When running a standalone Filebeat, it is better to use the filestream input. The concepts are all the same, but the configuration keys are slightly different. For the sake of brevity here is the input configuration of filebeat.yml:

filebeat.inputs:
- type: filestream
  id: advent-calendar-2022
  enabled: true
  paths:
    - /tmp/flog.log

  parsers:
    - ndjson:
        target: ""
        add_error_key: true

  processors:
    - timestamp:
        field: time
        layouts:
          - '2006-01-02T15:04:05Z07:00'
        test:
          - '2022-08-31T12:07:32+02:00'
    - drop_fields:
        fields: [time]

What about mappings?

They can also be edited on Kibana. Go to Stack Management > Index Management > Index Templates, search for filebeat. By default Filebeat creates a data stream named filebeat-<version>, so at the time of writing, that is filebeat-8.5.2. Click on it, then on "manage", and "edit" in the menu menu that will appear. Click "Next" until section 4, Mappings, and set the mappings as on step 5.
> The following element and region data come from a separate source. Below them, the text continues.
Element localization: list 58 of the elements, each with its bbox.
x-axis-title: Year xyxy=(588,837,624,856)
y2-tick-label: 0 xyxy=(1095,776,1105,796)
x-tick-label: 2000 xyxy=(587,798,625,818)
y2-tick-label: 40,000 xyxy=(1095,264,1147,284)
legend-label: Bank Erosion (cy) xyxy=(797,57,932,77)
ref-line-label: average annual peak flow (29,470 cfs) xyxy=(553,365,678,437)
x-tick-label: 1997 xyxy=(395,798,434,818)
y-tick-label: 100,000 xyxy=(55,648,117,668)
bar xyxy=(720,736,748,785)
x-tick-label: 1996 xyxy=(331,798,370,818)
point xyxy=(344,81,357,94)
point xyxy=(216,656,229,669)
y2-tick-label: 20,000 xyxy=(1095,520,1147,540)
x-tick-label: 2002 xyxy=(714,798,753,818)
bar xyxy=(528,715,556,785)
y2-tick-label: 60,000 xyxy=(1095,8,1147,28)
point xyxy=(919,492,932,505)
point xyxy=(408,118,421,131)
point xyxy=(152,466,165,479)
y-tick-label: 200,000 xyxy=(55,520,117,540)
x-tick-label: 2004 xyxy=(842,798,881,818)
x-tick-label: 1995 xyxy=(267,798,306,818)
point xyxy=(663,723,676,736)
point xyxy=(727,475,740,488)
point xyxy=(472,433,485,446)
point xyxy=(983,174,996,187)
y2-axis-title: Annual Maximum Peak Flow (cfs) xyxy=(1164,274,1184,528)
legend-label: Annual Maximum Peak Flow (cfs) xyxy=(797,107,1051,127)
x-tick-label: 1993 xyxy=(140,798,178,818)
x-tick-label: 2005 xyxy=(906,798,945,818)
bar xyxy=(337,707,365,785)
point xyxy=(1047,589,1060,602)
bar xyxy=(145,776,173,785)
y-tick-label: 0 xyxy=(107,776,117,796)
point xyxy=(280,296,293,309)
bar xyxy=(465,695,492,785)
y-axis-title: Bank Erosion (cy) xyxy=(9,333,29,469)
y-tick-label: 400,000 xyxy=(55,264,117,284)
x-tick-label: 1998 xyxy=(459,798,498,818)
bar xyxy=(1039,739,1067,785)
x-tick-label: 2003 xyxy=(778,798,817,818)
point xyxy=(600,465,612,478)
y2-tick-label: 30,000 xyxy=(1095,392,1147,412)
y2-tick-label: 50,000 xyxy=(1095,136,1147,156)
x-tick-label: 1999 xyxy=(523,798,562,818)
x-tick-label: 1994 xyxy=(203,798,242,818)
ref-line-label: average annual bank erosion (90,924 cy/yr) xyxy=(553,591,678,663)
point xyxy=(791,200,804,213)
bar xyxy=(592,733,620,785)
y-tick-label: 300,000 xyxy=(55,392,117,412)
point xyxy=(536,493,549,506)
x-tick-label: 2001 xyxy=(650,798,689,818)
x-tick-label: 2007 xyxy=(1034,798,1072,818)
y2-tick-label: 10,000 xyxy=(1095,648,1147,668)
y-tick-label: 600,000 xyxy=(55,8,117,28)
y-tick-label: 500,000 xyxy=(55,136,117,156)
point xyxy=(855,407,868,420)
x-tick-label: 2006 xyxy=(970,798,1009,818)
The last step is to create a data view, go to Stack Management > Data Views, then click on "Create data view", give it a name and for the "Index pattern", add filebeat-8.5.2*. If yo do not want to use the timestamp processor, you can change here the timestamp field. Click on "Save data view to Kibana".

Here is how it looks like:

Head back to "Discover", select the new data view (filebeat-8.5.2 in our case) and you will be able to see all your data:

3 Likes

Thanks for the explanation. I got a question which might help me decide what agent I should use.
We're collecting different logs from different servers, so e.g.:

server1: /var/log/abc/*.log
server2: /var/log/def/*.log

Is it possible in the Elastic Agent to narrow down the log path on certain servers or like deploy different configurations to a group of hosts?

Hi @Ossenfeld, I'm glad it was helpful to you!

Yes, with Elastic-Agent you can have different policies and assign any number of hosts to the same policy. Each policy will have its own integrations with their unique configuration. The Elastic-Agent will definitely fit your use case.